Wednesday , 4 December 2024

The UK must proscribe Iran’s brutal Revolutionary Guard

telegraph – For several years, British parliamentarians – myself included – have been calling for the proscription of Iran’s Islamic Revolutionary Guard Corps (IRGC) as a foreign terrorist organisation. That call has now apparently been heeded by Home Secretary Suella Braverman, who is concerned by intelligence reports that Iranian agents are increasing their activities in the UK and are working with criminal gangs to target political opponents. She reportedly considers the IRGC to be the single greatest threat to the UK’s national security. 

The US, prompted by similar concerns, added the IRGC to the State Department’s terror list in 2019. However, even that was far too late, given the IRGC’s well-documented sponsorship of terrorism since the Islamic Republic’s very earliest days. 

In recent years, its role in brutally suppressing domestic dissent among the Iranian people has become increasingly apparent. In November 2019, Iran witnessed a nationwide anti-regime uprising. The unrest came less than two years after another uprising that the authorities blamed on the principal opposition group, the People’s Mojahedin Organisation of Iran (PMOI).The IRGC received orders to quell the dissent and executed them with deadly efficiency, killing 1,500 protesters in five days. The massacre was reported by the PMOI. 

Though outraged human rights groups and Western governments condemned the killings, there was, shamefully, no significant increase in international pressure on the regime. That inaction emboldened Tehran. In 2021 the notoriously hardline judiciary chief, Ebrahim Raisi, was appointed to the presidency. Meanwhile, the IRGC continued to tighten its grip on Iran’s social institutions and much of its economy. 

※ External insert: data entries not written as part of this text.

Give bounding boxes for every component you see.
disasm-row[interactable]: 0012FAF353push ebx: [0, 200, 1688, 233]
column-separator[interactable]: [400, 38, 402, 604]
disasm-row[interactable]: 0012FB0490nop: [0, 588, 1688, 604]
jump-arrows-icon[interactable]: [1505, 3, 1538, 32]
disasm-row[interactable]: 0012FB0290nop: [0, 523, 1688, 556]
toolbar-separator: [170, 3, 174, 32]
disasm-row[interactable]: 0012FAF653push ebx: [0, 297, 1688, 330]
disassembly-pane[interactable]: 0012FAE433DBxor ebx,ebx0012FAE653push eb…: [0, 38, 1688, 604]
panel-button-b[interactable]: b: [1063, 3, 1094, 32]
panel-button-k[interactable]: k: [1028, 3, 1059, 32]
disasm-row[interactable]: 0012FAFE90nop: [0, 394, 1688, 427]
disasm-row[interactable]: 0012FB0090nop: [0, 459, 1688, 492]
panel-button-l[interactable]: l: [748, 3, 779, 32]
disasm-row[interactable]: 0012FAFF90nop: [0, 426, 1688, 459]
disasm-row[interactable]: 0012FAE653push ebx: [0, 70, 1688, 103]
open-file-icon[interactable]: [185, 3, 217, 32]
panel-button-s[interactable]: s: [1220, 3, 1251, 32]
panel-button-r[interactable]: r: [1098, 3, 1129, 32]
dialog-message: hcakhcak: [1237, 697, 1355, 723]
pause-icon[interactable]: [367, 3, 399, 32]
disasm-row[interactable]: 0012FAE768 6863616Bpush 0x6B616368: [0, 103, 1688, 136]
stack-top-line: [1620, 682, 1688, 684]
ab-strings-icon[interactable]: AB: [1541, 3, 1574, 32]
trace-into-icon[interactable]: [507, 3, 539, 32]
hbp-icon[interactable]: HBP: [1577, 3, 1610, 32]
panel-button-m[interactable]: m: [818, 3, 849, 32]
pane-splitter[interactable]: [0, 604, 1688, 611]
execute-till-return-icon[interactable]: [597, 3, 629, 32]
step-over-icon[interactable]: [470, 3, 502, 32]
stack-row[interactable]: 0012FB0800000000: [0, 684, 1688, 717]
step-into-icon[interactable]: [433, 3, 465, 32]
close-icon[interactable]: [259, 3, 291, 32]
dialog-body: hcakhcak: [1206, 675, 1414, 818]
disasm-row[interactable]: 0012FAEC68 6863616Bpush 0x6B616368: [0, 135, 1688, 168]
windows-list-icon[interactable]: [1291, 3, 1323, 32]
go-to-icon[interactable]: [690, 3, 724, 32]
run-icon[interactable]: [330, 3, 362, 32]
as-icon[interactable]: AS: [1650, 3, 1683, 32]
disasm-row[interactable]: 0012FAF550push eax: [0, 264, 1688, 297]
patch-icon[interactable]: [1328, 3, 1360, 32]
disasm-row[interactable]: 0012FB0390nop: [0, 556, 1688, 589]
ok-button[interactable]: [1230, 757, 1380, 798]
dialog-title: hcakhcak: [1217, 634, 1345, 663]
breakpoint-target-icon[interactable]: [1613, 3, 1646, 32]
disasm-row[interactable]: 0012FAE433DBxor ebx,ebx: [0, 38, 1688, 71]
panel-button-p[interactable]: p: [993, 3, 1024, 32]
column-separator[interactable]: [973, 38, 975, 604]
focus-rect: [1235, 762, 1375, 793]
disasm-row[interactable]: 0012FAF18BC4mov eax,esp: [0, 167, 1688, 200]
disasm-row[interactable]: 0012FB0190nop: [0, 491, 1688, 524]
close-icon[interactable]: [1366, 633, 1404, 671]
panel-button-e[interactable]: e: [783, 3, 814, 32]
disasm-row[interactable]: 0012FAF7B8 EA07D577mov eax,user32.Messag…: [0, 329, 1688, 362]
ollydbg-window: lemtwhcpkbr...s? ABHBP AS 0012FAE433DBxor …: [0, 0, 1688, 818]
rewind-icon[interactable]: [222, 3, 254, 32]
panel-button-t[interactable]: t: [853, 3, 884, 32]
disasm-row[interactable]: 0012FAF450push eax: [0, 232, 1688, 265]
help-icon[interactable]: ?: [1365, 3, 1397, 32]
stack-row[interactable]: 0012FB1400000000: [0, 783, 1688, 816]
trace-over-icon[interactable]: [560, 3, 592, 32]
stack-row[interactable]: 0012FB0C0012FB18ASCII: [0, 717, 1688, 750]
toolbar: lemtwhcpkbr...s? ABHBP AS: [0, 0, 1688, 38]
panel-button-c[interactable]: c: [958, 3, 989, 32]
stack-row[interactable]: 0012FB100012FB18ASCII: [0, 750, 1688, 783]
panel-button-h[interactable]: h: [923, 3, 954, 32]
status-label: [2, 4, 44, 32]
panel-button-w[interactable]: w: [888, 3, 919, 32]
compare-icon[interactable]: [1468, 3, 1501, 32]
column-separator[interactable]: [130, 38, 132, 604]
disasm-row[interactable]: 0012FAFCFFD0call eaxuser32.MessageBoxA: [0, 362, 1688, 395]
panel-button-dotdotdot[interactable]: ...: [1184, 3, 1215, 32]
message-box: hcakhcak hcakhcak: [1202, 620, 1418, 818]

As Maryam Rajavi, head of the opposition National Council of Resistance of Iran, recently pointed out, the IRGC now effectively controls more than half of Iran’s gross domestic product and receives an ever-increasing share of the national budget. Scarce resources are diverted by the IRGC away from the Iranian people’s needs toward the financing of terrorist proxies and missile and drone programmes. Iranian Shahed drones are widely employed by Russia in its war against Ukraine. 

The past year has demonstrated the brutal ruthlessness of that suppression, with around 750 opponents of the regime killed outright, mostly by the IRGC, since the start of Iran’s latest uprising last September. Those deaths have been accompanied by some 30,000 arrests. 

Given the IRGC’s record, it is unsurprising that we should be concerned that its activities have extended within our own borders, its principal targets being Iranian dissidents, many of them UK citizens. MI5 reported last year that Iran had sponsored ten murder and kidnap plots in the UK, a figure later revised to 15 by the Metropolitan Police. The Revolutionary Guard’s commander-in-chief, Major-General Hossein Salami, has openly bragged of “how far the Islamic Revolution’s realm of power, field of infiltration and radius of influence has extended.” 

The IRGC is now a major threat to British interests, both domestically and abroad. Its proscription is well overdue. It is suggested that this has not happened because of the need to maintain diplomatic relations with Tehran. However, robust and assertive policies, where necessary, are an essential element of the diplomatic toolkit. Continued inaction is not only morally wrong at a time when millions of Iranians are risking their lives by taking their cries for freedom to the streets, but also prejudicial to British domestic security. 

The IRGC represents a clear danger, not only to the Iranian people, but to the security of the UK. His Majesty’s Government should curb its activities without further delay.